An important case of dual vectors is the derivatives. The partial derivative \partial / \partial x acts on a vector and produces a number: \partial v/ \partial x =c. And it is linear, so the derivatives form a dual vector space to the vectors.
 
Last edited:
  • #47
Nightcleaner

Nothing to add but chat really. I also like the Jane English version of the TTC. There are a number of dire translations about, but this one gets the meaning and the music. Some translations seem to have been done by people who don't realize what Lao-Tsu was saying.

The wonderful thing about the Tao, taken as fundamental, is that it is neither a background nor not-a-background, a useful concept for science given the current stalemate on this issue.

Hope you mange to sort your connection.

selfAdjoint said:
Philosophers don't seem to be able to let go of this old idea of infinitesimals, which mathematicians abandoned two hundred years ago.
Could you expand a little?
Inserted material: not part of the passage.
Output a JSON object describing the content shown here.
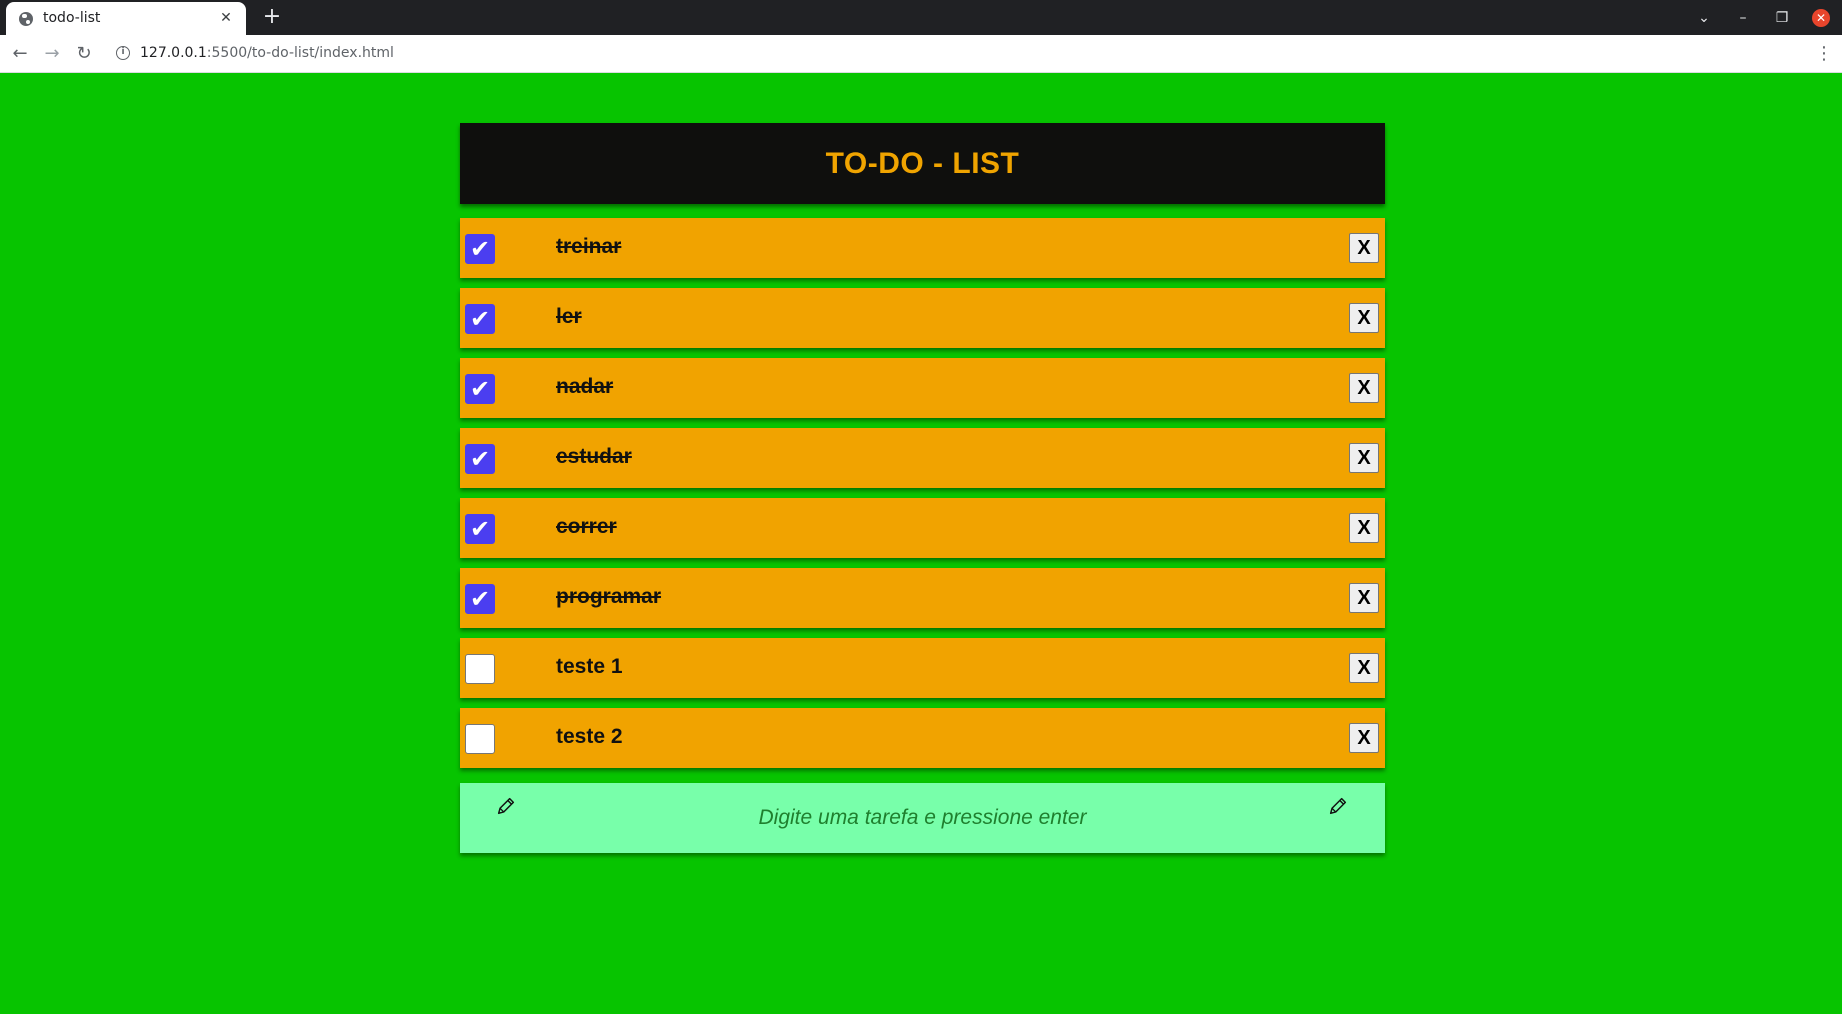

I fear I may be misunderstanding the current mathematical notion of infinitessimals. Are they considered real or conceptual these days?

You say you can imagine an extended temporal or spatial continuum. Perhaps so, but you must admit this doesn't show the idea actually makes sense. I would argue that it doesn't, but don't have a knock-down argument yet.

Regards
Canute
 
  • #48
Canute said:
The wonderful thing about the Tao, taken as fundamental, is that it is neither a background nor not-a-background, a useful concept for science given the current stalemate on this issue.

I have a strong feeling that the current pure mathematics/theoritical physics is
representing/constructing the thoughts of ancient philosophy such as Tao and YiJing,
and this seems be a "philosophy-science" duality also?
 
  • #49
Hello Rain.w- welcome to the forum. I also hold this view.
 
  • #50
OK I was refraining for it, but given the ambiance it seems I should sell here my own references:
http://arxiv.org/abs/physics/0309104 Democritus as Taoist (see also http://dftuz.unizar.es/~rivero/research/0309104fn.html )
http://arxiv.org/abs/math/9904021 On the section of a cone
http://arxiv.org/abs/physics/0006065 Rhythmos, Diathige, Trope

the last one is in Spanish, but you can get a smaller English version selecting v1 of the same article.

Mathematicians can understand duality in the sense of De Rham, expanding on the explanation of selfAdjoint. One needs a cycle and a cocycle in order to get an integral.